A Luz da Serra (Uma Estória de Amor)

     A Luz da Serra (Uma Estória de Amor)


     Renato, garotinho feliz e participativo, conhecido entre seus colegas como “Natinho”, nascido e criado numa fazendinha de seus pais, localizada no interior de um estado de bela natureza, em uma cidade pacata, ele, sonhador mas responsável, dividia seu tempo entre estudos e ajudar na lida com a terra, mas também não dispensava os lazeres locais e próprios da idade (adorava fazer trilhas através da cadeia de montanhas que circundava a cidade).

     Assim, juntamente com seus amigos, conhecia outras pessoas, lugares e aquela natureza de raro esplendor.

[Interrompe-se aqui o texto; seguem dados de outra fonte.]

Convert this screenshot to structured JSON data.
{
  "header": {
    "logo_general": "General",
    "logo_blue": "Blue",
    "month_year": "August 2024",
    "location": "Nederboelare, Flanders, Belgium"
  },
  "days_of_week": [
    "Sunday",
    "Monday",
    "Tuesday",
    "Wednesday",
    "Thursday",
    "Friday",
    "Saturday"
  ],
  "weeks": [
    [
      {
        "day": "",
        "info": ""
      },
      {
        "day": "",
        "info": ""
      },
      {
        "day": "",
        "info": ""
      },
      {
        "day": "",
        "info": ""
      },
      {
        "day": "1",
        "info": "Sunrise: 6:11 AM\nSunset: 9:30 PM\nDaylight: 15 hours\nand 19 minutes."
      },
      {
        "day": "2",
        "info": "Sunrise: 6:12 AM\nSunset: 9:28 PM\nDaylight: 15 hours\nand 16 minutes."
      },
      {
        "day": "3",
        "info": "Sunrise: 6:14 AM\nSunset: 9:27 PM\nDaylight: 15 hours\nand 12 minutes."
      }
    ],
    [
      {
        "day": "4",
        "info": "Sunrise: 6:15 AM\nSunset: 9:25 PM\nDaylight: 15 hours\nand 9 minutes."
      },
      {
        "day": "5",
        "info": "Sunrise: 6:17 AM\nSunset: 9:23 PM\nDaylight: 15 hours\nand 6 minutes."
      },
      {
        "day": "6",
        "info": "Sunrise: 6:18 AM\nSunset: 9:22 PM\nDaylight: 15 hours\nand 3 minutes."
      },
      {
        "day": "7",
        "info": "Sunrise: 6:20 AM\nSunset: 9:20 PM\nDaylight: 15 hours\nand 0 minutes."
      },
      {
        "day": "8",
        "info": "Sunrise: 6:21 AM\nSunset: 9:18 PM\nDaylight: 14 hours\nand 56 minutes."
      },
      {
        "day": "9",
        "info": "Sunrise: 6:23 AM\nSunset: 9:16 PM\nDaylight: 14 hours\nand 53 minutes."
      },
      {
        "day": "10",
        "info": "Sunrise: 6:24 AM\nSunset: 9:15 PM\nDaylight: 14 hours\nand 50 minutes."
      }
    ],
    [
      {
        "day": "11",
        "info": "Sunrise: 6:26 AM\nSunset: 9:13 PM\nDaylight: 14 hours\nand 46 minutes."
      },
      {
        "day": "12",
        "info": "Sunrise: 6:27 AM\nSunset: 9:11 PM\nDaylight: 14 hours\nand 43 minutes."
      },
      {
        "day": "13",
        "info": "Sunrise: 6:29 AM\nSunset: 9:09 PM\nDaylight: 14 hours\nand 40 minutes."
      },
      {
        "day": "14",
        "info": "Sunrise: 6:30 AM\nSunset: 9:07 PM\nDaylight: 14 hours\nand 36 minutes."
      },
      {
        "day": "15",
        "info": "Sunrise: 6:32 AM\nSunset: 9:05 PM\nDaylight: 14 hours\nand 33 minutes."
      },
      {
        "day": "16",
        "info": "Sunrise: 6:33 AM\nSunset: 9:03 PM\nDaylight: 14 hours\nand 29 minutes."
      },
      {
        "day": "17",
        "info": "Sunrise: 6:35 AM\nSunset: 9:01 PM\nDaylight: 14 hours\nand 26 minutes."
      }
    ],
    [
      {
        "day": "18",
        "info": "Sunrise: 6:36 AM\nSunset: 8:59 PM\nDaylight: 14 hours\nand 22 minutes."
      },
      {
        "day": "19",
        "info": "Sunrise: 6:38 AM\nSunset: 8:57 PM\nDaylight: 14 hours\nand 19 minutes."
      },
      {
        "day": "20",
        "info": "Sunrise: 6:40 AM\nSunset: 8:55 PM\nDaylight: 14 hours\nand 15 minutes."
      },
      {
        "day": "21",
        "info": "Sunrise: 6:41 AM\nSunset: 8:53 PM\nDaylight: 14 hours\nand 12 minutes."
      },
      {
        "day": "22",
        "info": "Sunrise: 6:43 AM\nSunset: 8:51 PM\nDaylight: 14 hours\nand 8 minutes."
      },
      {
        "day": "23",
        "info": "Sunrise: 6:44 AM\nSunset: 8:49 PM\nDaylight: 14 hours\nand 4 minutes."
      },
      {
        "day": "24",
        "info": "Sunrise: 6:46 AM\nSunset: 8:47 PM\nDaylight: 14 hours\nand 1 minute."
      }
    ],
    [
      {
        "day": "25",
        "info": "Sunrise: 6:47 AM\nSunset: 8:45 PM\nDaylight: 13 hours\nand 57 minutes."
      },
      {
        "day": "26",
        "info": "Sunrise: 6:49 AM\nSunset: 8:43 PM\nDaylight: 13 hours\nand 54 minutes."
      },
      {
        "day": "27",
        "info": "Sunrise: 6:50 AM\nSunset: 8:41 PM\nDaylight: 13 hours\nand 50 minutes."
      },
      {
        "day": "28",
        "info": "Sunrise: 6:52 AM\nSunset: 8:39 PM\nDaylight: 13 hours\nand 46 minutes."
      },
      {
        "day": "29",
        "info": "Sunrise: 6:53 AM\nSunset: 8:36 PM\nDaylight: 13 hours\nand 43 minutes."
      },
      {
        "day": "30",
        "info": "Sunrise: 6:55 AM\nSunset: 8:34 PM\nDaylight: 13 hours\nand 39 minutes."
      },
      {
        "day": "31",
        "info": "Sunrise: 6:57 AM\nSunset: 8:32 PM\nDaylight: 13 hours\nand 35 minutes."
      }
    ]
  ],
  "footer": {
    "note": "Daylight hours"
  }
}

Foi aí, neste nascedouro da paz que Natinho viveu e passou a respeitar mais ainda o amor.

     Montanha acima, mata adentro, foi o grupo de jovens, até encontrar uma família que morava a anos e anos naquele lugar, em uma casinha humilde e simpática, junto à uma cachoeira que se esforça para fazer suas águas roncarem, foram eles bem acolhidos por aquela família (composta de um casal e seus dois filhos), curiosa para saber notícias da cidade grande (já que vivia ali e quase nunca tinha necessidade de ir à cidade).

     Acomodaram-se ao redor de uma fogueira que crepitava alegre no quintal da casa e convidaram os visitantes a fazer o mesmo, já que a noite já vinha colorindo a mata de um verde mais escuro e a lua cheia (linda) vinha enchendo o céu com sua luz prateada trazendo junto uma brisa suave e fresca que acariciava os corpos e espíritos, tendo ao fundo a música dos pássaros cantores da floresta em um coral inesquecível.

     E foi ali, trocando idéias, experiências, discutindo mentiras e verdades, que ouviram a mais bela estória de amor daquelas matas. Contou o patriarca daquela unida família em um tom que inspira a verdade:

     “A muito, muito tempo atrás, em uma noite medonhamente escura, a vida de um valente, amado e jovem índio de uma tribo da região teve um trágico fim, pois ao partir para a caça noturna (costume indígena) para conseguir alimento para sua aldeia, em meio à escuridão caiu num grande buraco e morreu. A crença indígena dizia que os bons espíritos dos índios caçadores iam morar na Lua.

     A jovem índia, doce e radiante namorada, ao saber da morte do amado, não lamentou, não chorou, simplesmente morreu. Revelaram os índios da tribo que momentos antes de morrer, a índiazinha balbuciou:

     -A partir de hoje, ninguém mais vai se perder nesta montanha! Contam todas as gerações desde então, que as noites daquela região nunca mais foram escuras, as matas passaram a ser sempre agraciadas pela luz azulada da Lua, e por entre as árvores flutua uma bola de luz, que parece um pedacinho de lua, mostrando o caminho certo aos que precisam de ajuda.”

     Passou rapidamente a noite, pois depois de tantos casos, estórias, contos e lendas compartilhados, adormeceram tarde e acordaram tarde, almoçaram e a conversa continuou durante grande parte do novo dia e então já sentindo saudades daquela família, os jovens partiram mas foram apanhados no meio do caminho de volta à cidade, em plena mata, pelo véu da noite, ficaram preocupados, poderiam se perder, escurecia, mas para surpresa do grupo a lua surgiu soberana, iluminando o caminho. E assim chegaram em segurança à porta da cidade, olharam para trás e viram admirados à poucos metros deles uma esfera de luz, que parada, flutuava, como se estivesse querendo certificar-se de que o grupo havia chegado bem ao seu destino.

     Lembrando-se da estória contada, em silêncio elevaram seus pensamentos agradecendo a ajuda e companhia dos espíritos de luz enquanto a luzinha voltava calmamente para o interior da floresta. Chegaram em casa envoltos pela paz, contaram os acontecimentos às suas famílias, que ouviram respeitosamente, pois todos acreditavam em seus jovens filhos.

     Desde então, fatos idênticos de ajudas nas matas locais são relatados por pessoas idôneas. Até hoje (e torcemos que por todo sempre) podemos observar que naquela pacata cidade o luar é diferente, é lindo e puro o céu, e pelas montanhas, mesmo olhando da cidade podemos ver, lá sobre a mata, a luzinha, vagando tranqüila, enamorada do luar (e ajudando a outros necessitados) preenchendo a atmosfera daquela paisagem com muita paz.